Dr Fergie was amongst 106 Australians announced as recipients of a 2016 Churchill Fellowship. The fellowships provide an opportunity for recipients to travel overseas to conduct research in their chosen field that is not readily available in Australia.
Through the fellowship, Dr Fergie will be able to spend several weeks travelling to Finland, England, Canada, Hawaii and New Zealand in the second half of 2017, meeting with Indigenous elders, researchers, academics and health service providers.
“I hope to visit these Indigenous Nations to find out the relationship between their intergenerational trauma through colonisation and culture and how they have managed to rejuvenate a sense of belonging and identity within their communities, because we know the health disparities are just huge in all Indigenous Nations,” Dr Fergie said.
“I see a need to build relationships between the Indigenous communities I will visit and the Australian Indigenous community. We need to share our cultural ways and learn from each other and by doing so we can overcome the barriers of geographical isolation.”
Dr Fergie completed her PhD thesis on post-natal depression among Victorian Aboriginal women and in October became the second person to graduate from ACU’s Indigenous Staff Research Scholarships program.
“If you have a passion for our own people and you’ve seen the needs out there, this passion should be expressed in a place of influence.
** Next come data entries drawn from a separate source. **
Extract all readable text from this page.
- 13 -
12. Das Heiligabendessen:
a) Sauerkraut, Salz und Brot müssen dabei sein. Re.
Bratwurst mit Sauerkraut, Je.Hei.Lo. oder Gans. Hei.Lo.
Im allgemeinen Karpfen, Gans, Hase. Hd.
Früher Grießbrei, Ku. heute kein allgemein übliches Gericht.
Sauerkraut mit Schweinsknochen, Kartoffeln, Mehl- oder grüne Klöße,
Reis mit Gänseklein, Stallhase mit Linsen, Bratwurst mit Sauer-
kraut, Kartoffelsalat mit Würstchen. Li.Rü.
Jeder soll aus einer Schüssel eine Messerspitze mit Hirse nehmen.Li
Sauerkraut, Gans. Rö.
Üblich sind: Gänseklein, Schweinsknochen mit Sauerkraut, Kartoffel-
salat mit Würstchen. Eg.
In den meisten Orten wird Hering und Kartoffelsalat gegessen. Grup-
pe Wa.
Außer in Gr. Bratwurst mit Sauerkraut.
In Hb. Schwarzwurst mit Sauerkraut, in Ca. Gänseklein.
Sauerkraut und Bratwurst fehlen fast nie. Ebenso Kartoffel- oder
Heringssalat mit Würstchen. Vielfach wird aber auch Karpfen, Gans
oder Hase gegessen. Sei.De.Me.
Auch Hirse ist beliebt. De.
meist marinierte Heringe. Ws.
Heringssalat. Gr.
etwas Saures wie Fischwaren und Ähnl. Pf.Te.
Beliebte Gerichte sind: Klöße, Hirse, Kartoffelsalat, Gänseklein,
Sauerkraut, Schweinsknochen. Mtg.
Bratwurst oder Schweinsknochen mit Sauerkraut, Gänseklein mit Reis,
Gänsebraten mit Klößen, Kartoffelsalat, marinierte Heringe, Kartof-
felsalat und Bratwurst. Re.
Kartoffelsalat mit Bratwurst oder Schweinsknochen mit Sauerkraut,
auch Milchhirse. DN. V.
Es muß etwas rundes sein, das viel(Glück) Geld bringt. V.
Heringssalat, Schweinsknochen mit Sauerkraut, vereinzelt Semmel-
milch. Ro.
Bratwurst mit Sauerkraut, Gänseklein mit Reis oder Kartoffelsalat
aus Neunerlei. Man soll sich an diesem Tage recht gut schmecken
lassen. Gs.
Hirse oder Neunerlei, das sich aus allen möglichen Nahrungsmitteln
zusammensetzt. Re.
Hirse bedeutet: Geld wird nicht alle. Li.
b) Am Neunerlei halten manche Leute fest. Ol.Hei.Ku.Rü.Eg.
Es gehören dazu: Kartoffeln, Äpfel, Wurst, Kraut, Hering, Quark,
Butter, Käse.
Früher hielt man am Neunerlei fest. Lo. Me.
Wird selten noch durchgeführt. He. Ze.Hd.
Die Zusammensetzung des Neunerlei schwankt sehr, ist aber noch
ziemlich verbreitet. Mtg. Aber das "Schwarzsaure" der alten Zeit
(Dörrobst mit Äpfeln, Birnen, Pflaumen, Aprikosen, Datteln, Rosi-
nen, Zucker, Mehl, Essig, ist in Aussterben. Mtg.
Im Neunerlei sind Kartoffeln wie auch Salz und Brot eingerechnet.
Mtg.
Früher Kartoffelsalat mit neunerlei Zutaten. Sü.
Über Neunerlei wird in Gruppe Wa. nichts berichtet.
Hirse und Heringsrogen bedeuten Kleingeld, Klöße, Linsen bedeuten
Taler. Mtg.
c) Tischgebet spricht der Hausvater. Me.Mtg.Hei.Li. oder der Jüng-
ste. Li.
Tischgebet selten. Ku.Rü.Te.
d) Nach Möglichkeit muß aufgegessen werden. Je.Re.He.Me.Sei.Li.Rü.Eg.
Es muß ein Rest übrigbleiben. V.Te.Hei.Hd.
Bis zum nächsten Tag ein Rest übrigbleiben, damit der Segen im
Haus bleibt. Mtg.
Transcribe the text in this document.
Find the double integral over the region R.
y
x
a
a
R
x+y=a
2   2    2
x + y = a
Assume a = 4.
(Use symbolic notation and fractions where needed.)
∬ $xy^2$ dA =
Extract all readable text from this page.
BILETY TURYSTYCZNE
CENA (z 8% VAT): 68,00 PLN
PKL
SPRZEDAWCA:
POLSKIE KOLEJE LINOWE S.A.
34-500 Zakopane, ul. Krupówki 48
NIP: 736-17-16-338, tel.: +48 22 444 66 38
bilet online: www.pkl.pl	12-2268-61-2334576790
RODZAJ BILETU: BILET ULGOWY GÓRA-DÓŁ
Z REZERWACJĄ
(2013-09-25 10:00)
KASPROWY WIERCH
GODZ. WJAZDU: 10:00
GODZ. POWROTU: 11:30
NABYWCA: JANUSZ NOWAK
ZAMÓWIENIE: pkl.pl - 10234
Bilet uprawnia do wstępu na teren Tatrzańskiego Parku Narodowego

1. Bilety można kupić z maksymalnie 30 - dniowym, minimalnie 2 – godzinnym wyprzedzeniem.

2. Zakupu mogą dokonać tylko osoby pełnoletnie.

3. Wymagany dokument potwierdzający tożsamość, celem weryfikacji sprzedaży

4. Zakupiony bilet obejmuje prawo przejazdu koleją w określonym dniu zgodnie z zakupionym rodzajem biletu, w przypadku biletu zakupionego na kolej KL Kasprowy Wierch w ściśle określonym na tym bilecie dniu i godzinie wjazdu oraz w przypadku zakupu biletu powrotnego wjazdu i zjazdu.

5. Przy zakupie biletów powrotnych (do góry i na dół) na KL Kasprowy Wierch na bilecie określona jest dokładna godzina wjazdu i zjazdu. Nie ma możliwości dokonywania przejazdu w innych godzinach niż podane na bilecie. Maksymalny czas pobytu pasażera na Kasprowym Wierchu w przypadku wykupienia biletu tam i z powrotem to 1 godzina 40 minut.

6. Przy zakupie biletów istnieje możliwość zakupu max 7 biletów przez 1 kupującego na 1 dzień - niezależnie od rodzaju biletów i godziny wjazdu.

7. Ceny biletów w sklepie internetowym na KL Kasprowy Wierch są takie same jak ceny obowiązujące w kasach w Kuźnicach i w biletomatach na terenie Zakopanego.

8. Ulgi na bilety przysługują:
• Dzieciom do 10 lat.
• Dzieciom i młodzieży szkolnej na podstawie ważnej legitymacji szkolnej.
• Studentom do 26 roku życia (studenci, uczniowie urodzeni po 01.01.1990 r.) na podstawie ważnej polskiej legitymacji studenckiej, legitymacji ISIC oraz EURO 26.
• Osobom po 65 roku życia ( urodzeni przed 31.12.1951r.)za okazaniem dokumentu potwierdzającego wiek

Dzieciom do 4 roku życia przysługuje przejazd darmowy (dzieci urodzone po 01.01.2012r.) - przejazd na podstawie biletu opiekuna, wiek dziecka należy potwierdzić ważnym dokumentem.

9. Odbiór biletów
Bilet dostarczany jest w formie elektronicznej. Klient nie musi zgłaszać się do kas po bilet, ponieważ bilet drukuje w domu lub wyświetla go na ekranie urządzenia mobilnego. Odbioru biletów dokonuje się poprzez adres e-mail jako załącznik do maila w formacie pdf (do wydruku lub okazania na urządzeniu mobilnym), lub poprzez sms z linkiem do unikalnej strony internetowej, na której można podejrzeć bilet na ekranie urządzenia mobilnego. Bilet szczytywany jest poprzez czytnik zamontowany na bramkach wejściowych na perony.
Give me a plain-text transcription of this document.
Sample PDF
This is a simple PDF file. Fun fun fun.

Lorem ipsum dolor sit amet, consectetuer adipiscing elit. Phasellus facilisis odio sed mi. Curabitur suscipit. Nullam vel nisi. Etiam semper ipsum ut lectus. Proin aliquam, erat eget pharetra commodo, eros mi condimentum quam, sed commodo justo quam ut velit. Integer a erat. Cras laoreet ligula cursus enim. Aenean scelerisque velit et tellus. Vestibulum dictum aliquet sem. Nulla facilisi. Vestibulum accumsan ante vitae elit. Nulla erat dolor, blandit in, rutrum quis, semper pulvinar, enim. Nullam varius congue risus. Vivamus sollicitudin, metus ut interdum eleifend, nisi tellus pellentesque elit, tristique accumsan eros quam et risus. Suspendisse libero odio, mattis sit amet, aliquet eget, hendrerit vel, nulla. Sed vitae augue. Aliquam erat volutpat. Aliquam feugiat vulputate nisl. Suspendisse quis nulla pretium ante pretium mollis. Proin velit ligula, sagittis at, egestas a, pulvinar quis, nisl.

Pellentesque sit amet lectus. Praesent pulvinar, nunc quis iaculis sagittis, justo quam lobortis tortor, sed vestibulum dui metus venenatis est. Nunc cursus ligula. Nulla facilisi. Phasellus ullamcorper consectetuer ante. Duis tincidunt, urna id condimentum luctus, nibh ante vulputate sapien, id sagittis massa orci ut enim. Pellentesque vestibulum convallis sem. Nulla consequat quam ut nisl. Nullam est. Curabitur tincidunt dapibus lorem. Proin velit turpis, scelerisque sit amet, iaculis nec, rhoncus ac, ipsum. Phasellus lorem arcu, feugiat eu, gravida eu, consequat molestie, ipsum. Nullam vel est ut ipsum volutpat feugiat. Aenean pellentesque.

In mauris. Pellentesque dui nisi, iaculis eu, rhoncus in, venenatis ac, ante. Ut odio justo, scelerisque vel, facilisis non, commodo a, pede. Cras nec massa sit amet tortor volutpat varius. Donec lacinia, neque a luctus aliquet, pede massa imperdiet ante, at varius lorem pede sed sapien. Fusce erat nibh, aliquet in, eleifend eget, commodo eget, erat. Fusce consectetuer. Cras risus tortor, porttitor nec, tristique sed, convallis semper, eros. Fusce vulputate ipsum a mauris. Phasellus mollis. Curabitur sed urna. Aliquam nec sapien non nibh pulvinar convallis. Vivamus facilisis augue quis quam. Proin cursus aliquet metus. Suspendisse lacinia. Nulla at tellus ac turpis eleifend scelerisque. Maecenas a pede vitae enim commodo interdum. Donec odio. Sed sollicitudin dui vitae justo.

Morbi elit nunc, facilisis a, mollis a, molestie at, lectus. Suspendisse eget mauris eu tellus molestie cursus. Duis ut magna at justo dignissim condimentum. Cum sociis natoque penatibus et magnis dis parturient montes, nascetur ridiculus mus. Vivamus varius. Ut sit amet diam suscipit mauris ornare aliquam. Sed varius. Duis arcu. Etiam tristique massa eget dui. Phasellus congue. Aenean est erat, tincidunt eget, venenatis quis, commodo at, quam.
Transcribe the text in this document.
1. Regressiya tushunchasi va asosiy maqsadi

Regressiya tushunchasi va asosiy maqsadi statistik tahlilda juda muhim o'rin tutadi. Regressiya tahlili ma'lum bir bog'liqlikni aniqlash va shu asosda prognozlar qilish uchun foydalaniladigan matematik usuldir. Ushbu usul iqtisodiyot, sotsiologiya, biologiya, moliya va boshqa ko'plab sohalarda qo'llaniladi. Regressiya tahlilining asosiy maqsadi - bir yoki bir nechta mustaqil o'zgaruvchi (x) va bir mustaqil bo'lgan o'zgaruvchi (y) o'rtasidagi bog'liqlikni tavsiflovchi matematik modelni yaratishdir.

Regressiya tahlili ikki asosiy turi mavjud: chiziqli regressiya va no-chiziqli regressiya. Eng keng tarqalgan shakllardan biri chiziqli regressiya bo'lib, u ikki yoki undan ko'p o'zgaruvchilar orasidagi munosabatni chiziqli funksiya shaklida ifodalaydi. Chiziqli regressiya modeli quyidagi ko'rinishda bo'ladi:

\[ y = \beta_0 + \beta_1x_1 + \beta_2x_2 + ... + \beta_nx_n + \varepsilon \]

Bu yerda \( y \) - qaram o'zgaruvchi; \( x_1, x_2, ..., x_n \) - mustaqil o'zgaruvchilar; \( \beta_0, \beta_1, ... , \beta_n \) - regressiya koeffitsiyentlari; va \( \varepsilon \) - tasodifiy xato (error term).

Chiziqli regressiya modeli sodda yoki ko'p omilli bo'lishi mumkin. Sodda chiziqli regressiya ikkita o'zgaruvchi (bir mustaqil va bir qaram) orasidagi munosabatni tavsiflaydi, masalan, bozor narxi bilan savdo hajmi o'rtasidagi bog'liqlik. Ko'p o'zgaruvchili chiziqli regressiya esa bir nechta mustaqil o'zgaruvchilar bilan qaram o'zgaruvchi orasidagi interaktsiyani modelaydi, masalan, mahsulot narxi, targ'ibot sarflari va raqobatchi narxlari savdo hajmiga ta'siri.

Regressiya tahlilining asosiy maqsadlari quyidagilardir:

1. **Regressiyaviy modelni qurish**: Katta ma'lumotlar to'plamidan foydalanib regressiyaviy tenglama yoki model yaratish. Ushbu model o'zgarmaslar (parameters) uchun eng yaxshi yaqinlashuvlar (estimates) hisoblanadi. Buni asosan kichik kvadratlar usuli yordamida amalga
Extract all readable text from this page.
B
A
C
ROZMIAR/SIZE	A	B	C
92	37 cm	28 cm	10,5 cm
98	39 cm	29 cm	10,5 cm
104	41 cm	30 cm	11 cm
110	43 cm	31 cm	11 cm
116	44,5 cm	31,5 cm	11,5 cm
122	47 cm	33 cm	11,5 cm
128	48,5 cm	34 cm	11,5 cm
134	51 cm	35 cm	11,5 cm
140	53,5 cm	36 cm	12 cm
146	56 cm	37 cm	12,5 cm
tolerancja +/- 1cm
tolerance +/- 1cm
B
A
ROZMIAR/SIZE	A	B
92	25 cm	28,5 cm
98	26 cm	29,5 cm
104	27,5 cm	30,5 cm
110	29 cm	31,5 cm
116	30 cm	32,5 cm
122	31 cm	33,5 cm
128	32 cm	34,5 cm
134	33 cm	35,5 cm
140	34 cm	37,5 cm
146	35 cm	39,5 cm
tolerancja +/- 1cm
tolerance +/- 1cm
I think academia is an important place for this work of advocacy,” Dr Fergie said.
ACU Provost Professor Pauline Nugent said she was very pleased to see Dr Fergie complete her PhD at ACU this year and to see new doors opening to progress her work.
“I congratulate Dr Fergie on her achievements and on being awarded a Churchill Fellowship to further her important work around the globe,” Professor Nugent said.
“It is wonderful to see that ACU’s support of Aboriginal and Torres Strait Islander academics and their research is helping to make a real difference within Indigenous communities.”
ACU was one of the first universities in Australia to introduce staff scholarships in 2010, to facilitate valued Indigenous contributions to learning, research and community engagement.
“I’m very thankful to ACU because they gave me the opportunity to do this PhD,” Dr Fergie said.
“Not only that but they’ve given me the opportunity to teach Aboriginal health, which I think is really important in terms of ensuring our health workers are culturally sensitive to Aboriginal people and their needs.”
“It’s really important for us to have Indigenous researchers because we have a different world view to western knowledge,” Dr Fergie said.
Dr Fergie will be presented with her Churchill Fellowship at a ceremony at Government House in Melbourne in January.